Waiting For Superman - DVD Review

'one of those documentaries that manages to astound with merely the basic facts which make up its wider argument'

An incredibly powerful and cinematic documentary, Waiting For Superman takes as its central thesis the fact that America's education system is fundamentally broken and that, ultimately, the nation is merely waiting for the titular superhero to swoop in and fix it. Director and narrator Davis Guggenheim presents compelling evidence to support his assumption. Did you know that only a few US states can boast a maths proficiency score of more than 50% at a certain age, for example? Or that Washington's is a lowly 17%? Or that it costs more to send someone to jail than it does to pay for them to be privately educated for the same period of time? It's one of those documentaries that manages to astound with merely the basic facts which make up its wider argument.

Guggenheim scores success too in the personalities he finds to add weight to his statistics and personal beliefs. There is playful suggestion here that characters such as Geoffrey Canada (who steals the show) might be the superhero the education sector is waiting for, if only his theories and ideas were taken and applied to the wider student body. Canada, charismatic and full of motivation to improve the lives of the children he teaches, is undoubtedly the star but spare a thought for Michelle Rhee, an unpopular Washington superintendent who, the film takes pains to show, is unconcerned with being unpopular if she can at least make a difference to the state's failing systems.

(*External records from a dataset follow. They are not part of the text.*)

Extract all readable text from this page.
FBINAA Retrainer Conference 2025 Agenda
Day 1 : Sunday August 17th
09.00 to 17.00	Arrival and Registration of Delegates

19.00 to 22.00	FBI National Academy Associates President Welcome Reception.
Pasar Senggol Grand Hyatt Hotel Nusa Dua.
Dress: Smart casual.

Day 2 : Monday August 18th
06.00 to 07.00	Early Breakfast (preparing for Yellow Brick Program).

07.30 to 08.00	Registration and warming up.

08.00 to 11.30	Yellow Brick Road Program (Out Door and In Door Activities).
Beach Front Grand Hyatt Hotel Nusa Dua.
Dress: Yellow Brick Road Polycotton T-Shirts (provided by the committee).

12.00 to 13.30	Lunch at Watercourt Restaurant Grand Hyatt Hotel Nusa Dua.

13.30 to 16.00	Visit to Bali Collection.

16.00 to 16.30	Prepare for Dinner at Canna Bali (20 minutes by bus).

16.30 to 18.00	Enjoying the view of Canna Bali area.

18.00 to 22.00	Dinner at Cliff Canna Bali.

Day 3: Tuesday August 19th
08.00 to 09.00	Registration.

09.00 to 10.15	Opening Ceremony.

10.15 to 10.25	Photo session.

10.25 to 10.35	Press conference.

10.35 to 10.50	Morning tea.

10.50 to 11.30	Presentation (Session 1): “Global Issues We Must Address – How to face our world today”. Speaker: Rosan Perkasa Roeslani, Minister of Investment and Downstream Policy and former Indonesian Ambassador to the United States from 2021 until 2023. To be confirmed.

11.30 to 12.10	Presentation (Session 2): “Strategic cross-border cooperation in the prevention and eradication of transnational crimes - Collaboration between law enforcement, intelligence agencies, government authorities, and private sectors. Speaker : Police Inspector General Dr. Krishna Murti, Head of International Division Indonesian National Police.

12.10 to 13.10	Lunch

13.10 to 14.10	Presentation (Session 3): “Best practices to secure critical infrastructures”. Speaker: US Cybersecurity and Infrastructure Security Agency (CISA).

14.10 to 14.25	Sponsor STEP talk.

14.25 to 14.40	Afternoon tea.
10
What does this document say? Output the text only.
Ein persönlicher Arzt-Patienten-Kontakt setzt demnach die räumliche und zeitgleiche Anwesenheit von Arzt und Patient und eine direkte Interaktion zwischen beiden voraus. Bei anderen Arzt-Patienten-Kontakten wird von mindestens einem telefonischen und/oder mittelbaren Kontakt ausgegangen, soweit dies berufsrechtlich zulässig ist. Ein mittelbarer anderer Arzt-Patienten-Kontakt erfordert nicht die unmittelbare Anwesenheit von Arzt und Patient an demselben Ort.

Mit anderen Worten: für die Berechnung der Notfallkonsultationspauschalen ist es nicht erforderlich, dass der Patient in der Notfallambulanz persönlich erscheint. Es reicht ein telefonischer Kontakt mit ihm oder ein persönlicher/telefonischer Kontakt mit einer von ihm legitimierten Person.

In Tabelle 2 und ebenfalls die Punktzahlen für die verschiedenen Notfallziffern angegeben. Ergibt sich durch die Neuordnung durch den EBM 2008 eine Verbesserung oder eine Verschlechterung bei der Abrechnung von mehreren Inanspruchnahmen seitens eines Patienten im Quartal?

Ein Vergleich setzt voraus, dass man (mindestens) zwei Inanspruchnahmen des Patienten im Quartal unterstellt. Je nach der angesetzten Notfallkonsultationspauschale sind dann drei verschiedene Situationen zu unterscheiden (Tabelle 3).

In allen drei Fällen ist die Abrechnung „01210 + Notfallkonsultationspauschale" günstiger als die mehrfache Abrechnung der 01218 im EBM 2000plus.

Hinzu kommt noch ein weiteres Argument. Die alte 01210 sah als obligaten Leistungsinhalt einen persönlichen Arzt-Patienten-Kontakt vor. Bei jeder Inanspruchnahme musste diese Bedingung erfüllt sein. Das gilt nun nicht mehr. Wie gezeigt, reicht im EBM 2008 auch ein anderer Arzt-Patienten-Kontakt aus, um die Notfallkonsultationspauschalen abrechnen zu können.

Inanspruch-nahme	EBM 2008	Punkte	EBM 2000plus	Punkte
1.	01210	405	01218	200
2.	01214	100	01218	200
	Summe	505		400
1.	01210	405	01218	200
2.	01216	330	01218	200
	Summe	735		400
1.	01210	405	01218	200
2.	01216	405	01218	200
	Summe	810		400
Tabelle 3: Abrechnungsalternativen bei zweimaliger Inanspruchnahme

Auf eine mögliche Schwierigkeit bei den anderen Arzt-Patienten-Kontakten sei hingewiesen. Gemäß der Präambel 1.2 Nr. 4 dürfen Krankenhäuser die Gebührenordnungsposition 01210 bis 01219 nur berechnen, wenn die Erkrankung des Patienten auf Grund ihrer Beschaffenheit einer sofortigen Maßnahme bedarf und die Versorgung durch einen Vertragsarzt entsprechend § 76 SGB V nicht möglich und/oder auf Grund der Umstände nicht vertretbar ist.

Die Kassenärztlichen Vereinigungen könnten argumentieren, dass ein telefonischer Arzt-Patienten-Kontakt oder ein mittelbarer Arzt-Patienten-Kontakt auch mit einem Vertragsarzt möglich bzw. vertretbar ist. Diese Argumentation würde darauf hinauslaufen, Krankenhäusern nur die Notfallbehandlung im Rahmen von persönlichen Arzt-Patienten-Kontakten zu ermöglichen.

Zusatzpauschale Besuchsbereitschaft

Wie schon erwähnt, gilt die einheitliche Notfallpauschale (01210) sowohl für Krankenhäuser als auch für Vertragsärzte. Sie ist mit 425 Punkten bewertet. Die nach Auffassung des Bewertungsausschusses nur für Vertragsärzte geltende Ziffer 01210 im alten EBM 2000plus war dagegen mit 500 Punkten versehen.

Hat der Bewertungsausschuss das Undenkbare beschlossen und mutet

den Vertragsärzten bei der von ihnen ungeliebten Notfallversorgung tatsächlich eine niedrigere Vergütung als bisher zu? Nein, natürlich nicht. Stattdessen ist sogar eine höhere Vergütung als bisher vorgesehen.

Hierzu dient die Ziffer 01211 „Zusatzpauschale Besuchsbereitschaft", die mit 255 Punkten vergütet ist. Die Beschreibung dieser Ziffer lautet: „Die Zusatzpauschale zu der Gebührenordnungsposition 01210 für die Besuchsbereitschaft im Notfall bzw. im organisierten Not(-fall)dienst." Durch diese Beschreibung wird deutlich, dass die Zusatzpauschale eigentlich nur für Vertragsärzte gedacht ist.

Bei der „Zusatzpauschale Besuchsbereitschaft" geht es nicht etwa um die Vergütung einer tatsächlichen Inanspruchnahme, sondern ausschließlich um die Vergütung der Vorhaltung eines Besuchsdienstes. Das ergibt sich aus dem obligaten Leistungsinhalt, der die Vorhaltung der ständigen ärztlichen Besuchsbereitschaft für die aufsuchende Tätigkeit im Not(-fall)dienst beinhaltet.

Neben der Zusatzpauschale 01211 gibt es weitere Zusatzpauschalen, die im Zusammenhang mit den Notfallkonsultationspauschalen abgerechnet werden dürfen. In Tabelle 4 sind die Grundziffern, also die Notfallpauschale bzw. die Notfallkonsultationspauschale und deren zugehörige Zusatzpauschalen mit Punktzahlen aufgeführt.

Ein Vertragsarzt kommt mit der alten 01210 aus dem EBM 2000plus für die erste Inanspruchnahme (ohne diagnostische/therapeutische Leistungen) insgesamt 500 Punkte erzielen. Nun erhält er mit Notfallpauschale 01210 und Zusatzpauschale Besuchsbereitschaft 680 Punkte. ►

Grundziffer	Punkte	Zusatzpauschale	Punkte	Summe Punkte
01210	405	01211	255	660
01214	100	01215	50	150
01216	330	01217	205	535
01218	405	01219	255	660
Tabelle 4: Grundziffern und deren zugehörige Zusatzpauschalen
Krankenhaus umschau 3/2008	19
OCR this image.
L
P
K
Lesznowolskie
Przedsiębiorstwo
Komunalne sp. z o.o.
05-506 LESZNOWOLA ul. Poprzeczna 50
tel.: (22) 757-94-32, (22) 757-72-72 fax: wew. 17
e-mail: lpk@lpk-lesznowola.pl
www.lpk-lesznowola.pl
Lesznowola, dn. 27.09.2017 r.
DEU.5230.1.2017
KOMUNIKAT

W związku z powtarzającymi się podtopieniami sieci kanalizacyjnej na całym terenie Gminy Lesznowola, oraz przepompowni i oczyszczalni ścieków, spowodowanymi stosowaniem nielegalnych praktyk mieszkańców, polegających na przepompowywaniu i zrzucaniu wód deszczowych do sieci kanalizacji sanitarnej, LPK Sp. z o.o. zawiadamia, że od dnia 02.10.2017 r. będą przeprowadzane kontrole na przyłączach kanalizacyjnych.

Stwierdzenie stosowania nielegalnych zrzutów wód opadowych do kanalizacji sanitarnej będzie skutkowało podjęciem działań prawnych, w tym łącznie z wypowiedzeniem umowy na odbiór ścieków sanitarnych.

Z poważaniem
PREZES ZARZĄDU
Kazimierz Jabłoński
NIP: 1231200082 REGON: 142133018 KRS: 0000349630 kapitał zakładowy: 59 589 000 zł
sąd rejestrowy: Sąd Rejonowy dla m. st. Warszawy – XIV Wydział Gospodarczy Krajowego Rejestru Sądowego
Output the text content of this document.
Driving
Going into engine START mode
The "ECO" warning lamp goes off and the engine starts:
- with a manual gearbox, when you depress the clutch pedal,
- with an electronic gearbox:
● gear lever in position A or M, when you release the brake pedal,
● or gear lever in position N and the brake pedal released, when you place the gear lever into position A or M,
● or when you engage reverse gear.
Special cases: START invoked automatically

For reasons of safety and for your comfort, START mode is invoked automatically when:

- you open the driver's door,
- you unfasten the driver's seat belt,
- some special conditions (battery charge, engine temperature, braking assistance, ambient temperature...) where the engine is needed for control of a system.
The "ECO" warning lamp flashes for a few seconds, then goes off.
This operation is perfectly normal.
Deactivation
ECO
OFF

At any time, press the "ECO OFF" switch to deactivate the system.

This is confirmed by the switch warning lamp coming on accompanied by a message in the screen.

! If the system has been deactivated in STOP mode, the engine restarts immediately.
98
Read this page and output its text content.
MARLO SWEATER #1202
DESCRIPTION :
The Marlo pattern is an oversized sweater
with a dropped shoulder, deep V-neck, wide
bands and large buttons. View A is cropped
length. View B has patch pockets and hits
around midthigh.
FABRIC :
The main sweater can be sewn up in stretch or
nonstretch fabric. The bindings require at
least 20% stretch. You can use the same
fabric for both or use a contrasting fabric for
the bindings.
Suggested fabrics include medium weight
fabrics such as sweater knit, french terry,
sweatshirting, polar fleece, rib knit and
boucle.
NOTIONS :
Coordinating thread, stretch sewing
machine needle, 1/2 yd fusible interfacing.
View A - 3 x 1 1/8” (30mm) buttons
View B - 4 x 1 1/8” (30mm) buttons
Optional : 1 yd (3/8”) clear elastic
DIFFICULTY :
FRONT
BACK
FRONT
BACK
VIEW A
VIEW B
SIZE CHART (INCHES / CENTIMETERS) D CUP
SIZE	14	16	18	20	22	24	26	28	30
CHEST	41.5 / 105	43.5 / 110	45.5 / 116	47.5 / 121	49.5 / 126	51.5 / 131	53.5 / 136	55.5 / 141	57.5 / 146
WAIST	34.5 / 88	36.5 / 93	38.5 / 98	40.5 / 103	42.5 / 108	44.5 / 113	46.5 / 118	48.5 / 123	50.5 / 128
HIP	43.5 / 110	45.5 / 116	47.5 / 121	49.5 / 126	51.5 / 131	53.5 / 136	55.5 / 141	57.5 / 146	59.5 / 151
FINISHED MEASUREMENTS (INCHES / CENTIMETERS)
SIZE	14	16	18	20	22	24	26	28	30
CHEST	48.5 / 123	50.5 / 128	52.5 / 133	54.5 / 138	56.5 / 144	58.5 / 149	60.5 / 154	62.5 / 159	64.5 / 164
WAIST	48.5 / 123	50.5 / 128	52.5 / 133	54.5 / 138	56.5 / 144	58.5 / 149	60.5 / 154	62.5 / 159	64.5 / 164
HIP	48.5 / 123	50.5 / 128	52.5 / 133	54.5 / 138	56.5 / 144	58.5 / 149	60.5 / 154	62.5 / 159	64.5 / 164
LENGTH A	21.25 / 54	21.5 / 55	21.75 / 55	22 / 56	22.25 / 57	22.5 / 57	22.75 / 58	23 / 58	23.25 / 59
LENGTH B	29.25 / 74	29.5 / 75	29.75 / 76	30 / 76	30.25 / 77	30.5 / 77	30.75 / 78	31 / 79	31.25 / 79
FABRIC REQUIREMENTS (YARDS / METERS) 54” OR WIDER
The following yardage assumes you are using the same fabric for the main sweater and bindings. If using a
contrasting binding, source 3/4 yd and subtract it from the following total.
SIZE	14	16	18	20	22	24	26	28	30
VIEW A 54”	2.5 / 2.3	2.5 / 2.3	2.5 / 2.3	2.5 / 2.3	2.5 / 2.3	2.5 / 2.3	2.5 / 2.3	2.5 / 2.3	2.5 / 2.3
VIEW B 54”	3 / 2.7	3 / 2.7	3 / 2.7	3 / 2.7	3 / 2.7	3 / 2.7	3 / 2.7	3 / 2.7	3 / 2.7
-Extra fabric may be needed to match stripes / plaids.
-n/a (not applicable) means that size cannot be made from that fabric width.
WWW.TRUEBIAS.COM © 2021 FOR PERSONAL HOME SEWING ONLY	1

Most amazing of those systems is something called 'tenure' which, as described by Canada, is something you get if you 'stay in the job and stay breathing for two years'. It basically guarantees your job as a teacher. No one can sack you. You can get away with almost anything. You will not fall victim to the recession. This incredible level of protection opens the film's final third which falls over itself with eagerness to expose this and the even more balmy ways in which money is wasted delivering education (or not) to Americans every year.

The cinematic quality of Guggenheim's film really comes to fruition in this final third as the very literal lottery of getting into a good school is played out live. It's difficult not to empathise with the heartbreak some of the individuals experience in trying simply to get their children a good education and with it Guggenheim finds the perfect bullet point end to his argument. How, in the World's only true 'superpower' can this possibly be the best way to determine a child's future? How can this be the method through which we assign a good or bad education? How can the country possibly stand by and watch any longer? Compelling.

Look further...

Big Thoughts From A Small Mind discusses the film and the issues it raises with a teacher.


  1. Perhaps the most saddening thing for me about this stellar documentary was finding out afterwards just how much it 1) nitpicks the studies its uses to champion private and charter schools, 2) fabricates certain storylines to make them more emotional, and 3) ignores some of the basic pitfalls that will never go away with public education (e.g. public schools have to take everybody. From the brilliant whiz kid to the one who couldn't tie his shoes at 15, there's no choice and no real ability to kick out or punish beyond detention).

    When they do that it really detracts from some of its more admirable and accurate stances on issues such as tenure (though as I understand it this was originally put in to protect teachers from mass firings due to school board elections and constantly changing principals).

  2. I'm certainly not going to try and argue against any of those three points (mainly because I'm absolutely sure they're all correct!) but I do think all three of those criticisms apply to a huge amount of documentaries. Guggenheim has obviously got an agenda and he goes out intent on presenting it. I still think though that if you can see past the fact that he's obviously pushing for the charter school option, there's a lot of (apparently) very compelling arguments that are difficult to ignore.